Les grandes douleurs sont des situations anormales dont l’esprit secoue le joug aussi vite qu’il lui est possible. L’idée de quitter Marguerite avait d’abord brisé le cœur de La Mole; et c’était bien plutôt pour sauver la réputation de la reine que pour préserver sa propre vie qu’il avait consenti à fuir.

Aussi dès le lendemain au soir était-il revenu à Paris pour revoir Marguerite à son balcon. Marguerite, de son côté, comme si une voix secrète lui eût appris le retour du jeune homme, avait passé toute la soirée à sa fenêtre; il en résulta que tous deux s’étaient revus avec ce bonheur indicible qui accompagne les jouissances défendues. Il y a même plus: l’esprit mélancolique et romanesque de La Mole trouvait un certain charme à ce contretemps. Cependant, comme l’amant véritablement épris n’est heureux qu’un moment, celui pendant lequel il voit ou possède, et souffre pendant tout le temps de l’absence, La Mole, ardent de revoir Marguerite, s’occupa d’organiser au plus vite, l’événement qui devait la lui rendre, c’est-à-dire la fuite du roi de Navarre.

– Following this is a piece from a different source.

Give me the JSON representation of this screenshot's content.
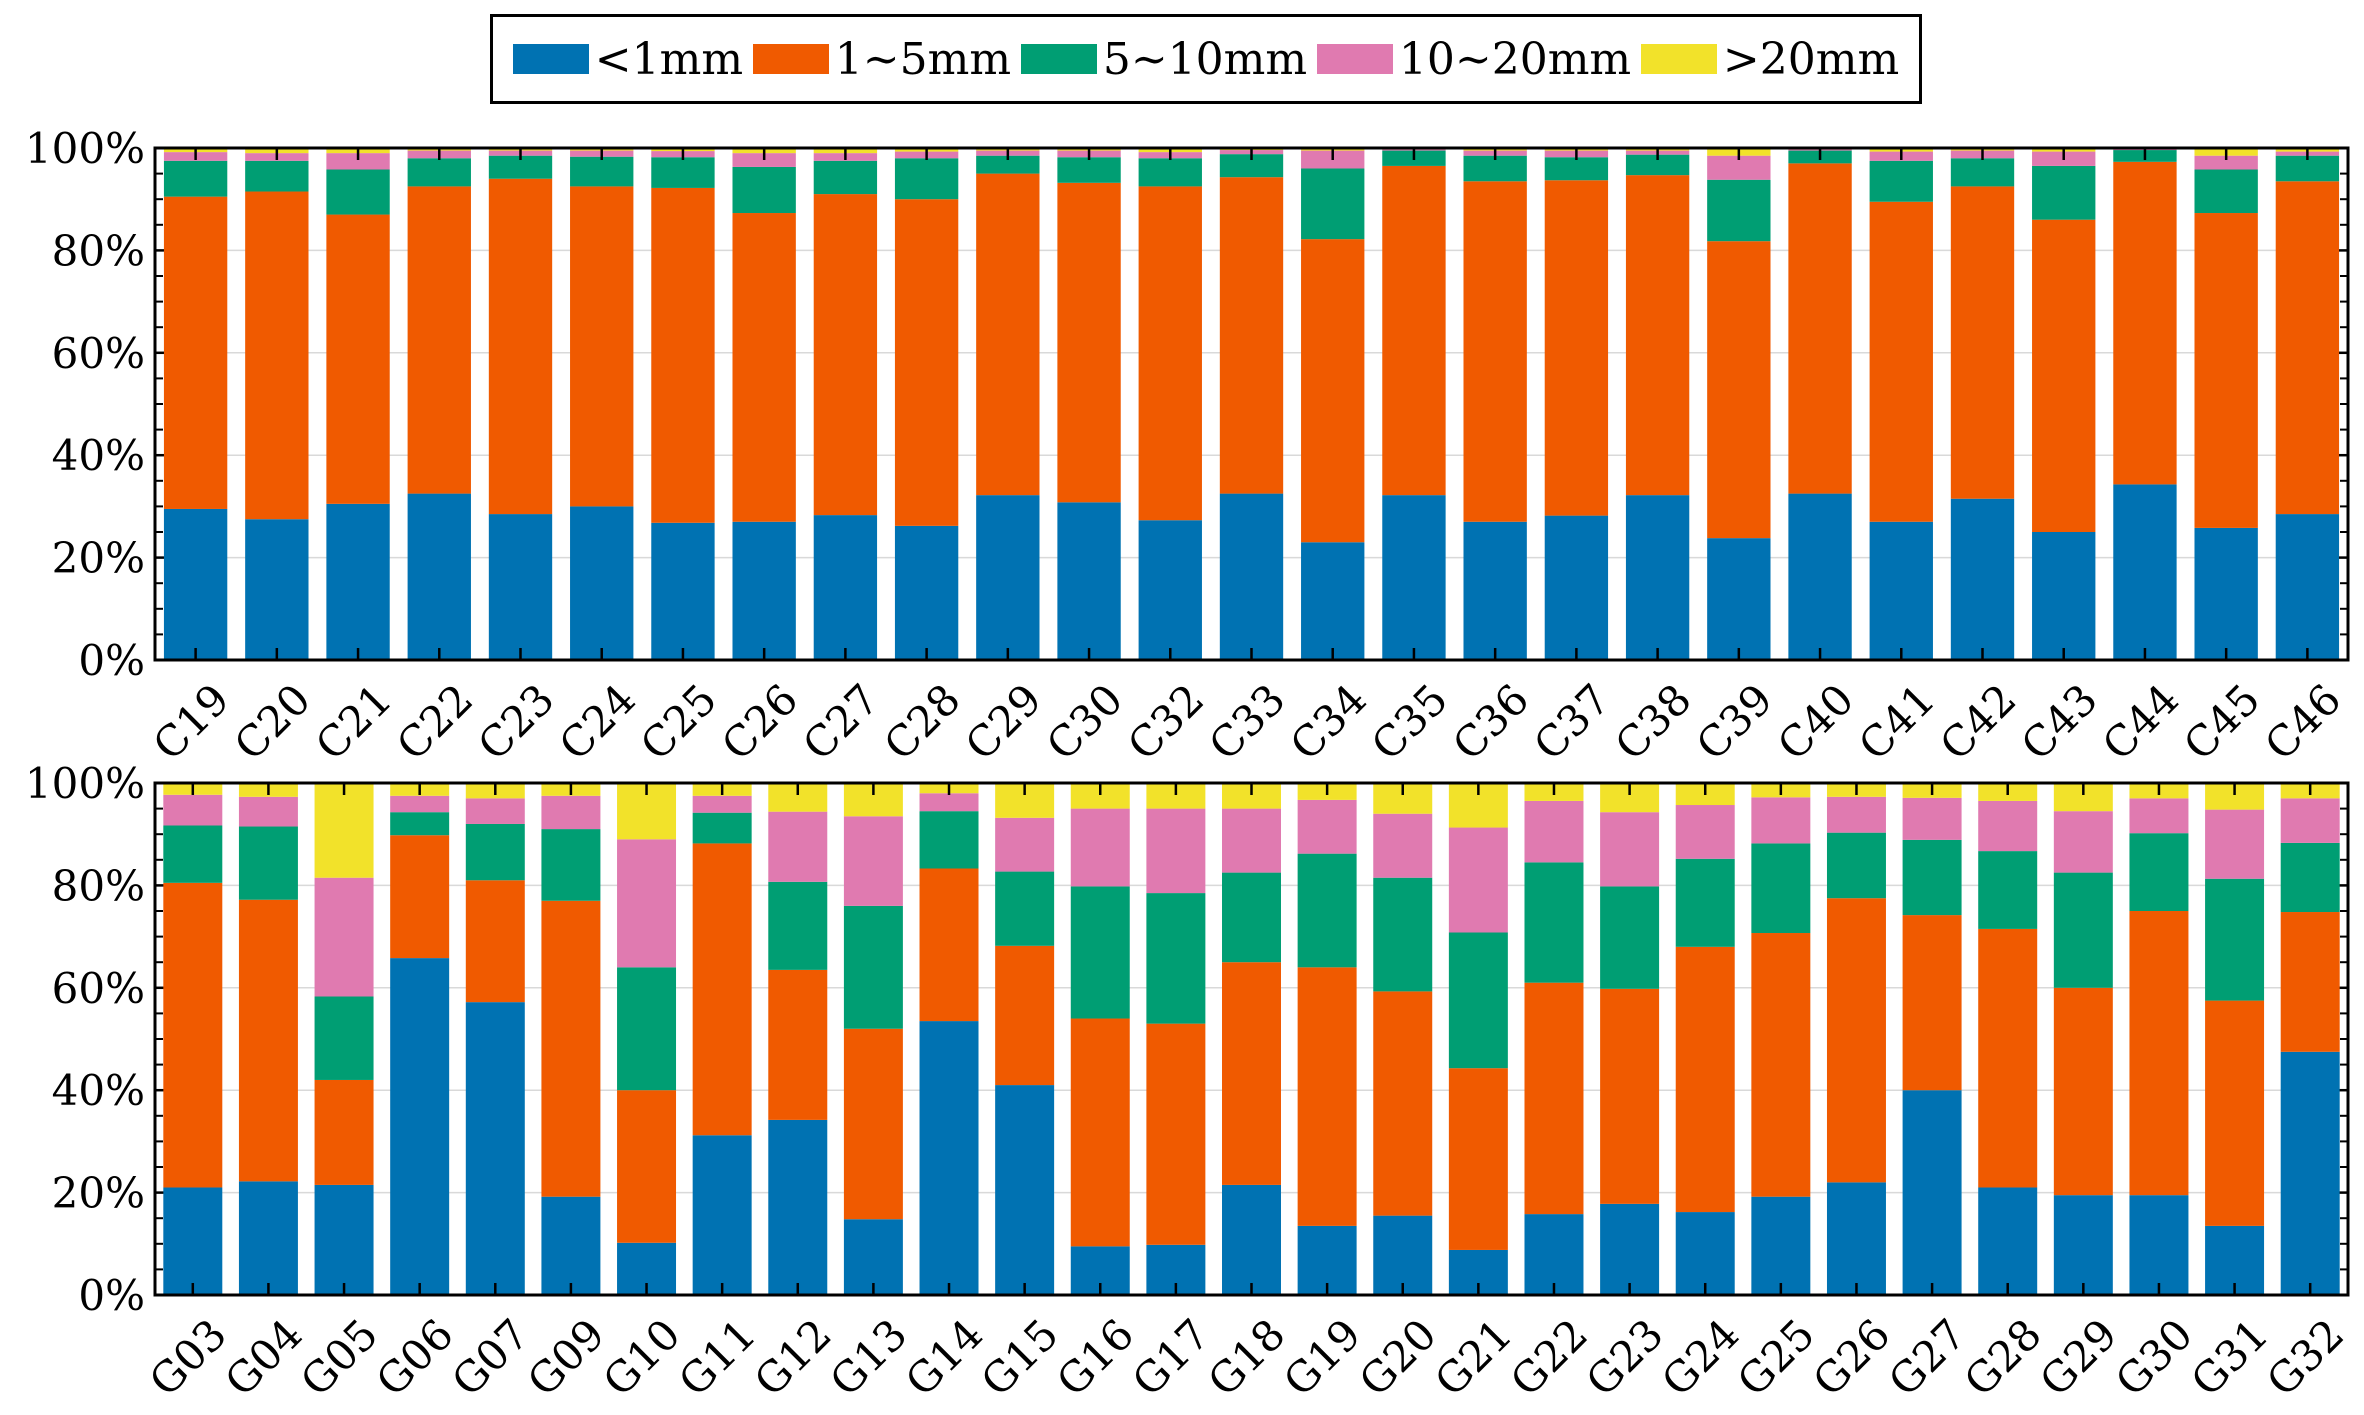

Quant à Marguerite, elle se laissait, de son côté, aller au bonheur d’être aimée avec un dévouement si pur. Souvent elle s’en voulait de ce qu’elle regardait comme une faiblesse; elle, cet esprit viril, méprisant les pauvretés de l’amour vulgaire, insensible aux minuties qui en font pour les âmes tendres le plus doux, le plus délicat, le plus désirable de tous les bonheurs, elle trouvait sa journée sinon heureusement remplie, du moins heureusement terminée, quand vers neuf heures, paraissant à son balcon vêtue d’un peignoir blanc, elle apercevait sur le quai, dans l’ombre, un cavalier dont la main se posait sur ses lèvres, sur son cœur; c’était alors une toux significative, qui rendait à l’amant le souvenir de la voix aimée. C’était quelquefois aussi un billet vigoureusement lancé par une petite main et qui enveloppait quelque bijou précieux, mais bien plus précieux encore pour avoir appartenu à celle qui l’envoyait que pour la matière qui lui donnait sa valeur, et qui allait résonner sur le pavé à quelques pas du jeune homme. Alors La Mole, pareil à un milan, fondait sur cette proie, la serrait dans son sein, répondait par la même voie, et Marguerite ne quittait son balcon qu’après avoir entendu se perdre dans la nuit les pas du cheval poussé à toute bride pour venir, et qui, pour s’éloigner, semblait d’une matière aussi inerte que le fameux colosse qui perdit Troie.